Re: thaw_threads returned error

From: Adolfo J. Banchio (
Date: Thu Sep 01 2005 - 14:13:00 PDT

    thanks for your answer, I actually would like to comment
    on some of your explanation. see below
    > > I've got modules loaded and I'm testing the BLCR for
    > > f90 codes compiled by Intel Fortran F90. I can run
    > > and "cr_checkpoint --term" the code (sometimes it does
    > > not really kills the job), 
    > I can be fairly certain that we do send SIGTERM to the process. 
    > However, that is all we do and the process is free to ignore the signal. 
    >   One could use '--signal 9' to send an unignorable kill signal, which 
    > would not allow the application to perform any cleanup (but sometimes we 
    > don't want the cleanup, which could delete files needed for the restart).
    > > but when restarting,
    > > also sometimes happens that I get the following
    > > messages in /var/log/messages 
    > > 
    > >  kernel: vmadump: mmap failed:
    > > /home/adolfo/progs/sd/bd/f90/intelf90/sdbd_nf2g.x (deleted)
    > > 
    > >  kernel: thaw_threads returned error, aborting. -1
    > > 
    > What this tells me is that the application has created the file named 
    > above and mmaped it.  However, at some point *before* the checkpoint was 
    > taken the file was deleted (so "--signal 9" won't help).  This is a 
    > perfectly legal thing to do, and the kernel will remove the directory 
    > entry immediately and will delay removing the file contents until the 
    > file is no longer mmaped.  Unfortunately, that means that by the time we 
    > go to restore, the file is gone.
    > There is very little I can do about this immediately, except to move the 
    > error to checkpoint time to avoid "false hopes" of restarting.

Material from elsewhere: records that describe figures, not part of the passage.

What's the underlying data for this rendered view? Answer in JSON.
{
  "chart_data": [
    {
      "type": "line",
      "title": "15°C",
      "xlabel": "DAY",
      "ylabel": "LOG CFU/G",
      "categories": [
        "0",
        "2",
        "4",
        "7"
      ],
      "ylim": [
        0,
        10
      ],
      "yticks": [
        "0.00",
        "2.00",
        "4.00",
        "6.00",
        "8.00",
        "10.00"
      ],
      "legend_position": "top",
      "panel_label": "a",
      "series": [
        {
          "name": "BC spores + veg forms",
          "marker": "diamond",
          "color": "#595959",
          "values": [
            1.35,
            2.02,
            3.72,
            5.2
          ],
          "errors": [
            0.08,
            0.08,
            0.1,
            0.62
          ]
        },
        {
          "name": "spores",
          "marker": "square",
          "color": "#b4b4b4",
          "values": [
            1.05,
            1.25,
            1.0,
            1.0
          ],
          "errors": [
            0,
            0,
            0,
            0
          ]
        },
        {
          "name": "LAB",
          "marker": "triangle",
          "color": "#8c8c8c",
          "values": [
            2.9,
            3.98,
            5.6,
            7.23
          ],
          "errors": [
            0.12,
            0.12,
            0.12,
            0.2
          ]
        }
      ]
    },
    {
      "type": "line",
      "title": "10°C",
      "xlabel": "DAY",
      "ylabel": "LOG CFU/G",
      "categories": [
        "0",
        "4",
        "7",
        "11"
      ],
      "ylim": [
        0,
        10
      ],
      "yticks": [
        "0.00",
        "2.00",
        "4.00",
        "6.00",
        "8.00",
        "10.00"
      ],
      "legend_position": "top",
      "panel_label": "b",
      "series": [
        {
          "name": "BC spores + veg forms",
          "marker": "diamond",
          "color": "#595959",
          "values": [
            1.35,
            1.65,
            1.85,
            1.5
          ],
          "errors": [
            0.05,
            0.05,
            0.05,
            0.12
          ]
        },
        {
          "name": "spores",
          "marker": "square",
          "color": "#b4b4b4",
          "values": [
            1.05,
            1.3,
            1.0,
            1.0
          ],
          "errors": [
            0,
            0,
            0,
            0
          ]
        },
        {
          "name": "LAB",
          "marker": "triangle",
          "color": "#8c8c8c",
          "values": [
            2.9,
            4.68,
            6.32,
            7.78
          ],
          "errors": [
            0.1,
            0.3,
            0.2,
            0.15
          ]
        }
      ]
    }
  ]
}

    > In the longer term we do plan to explicitly deal with deleted files.
    actually the file which is supposed to deleted is the executable, in
    this case, and it is NOT deleted. What I suspect, is that this could
    be related to the fact that this file is in a NFS mounted filesystem.
    If I use the same executable, now place in the local filesystem, I do 
    not get this kind of errors  (at least not yet). Could this be possible?
    Thanks in advance,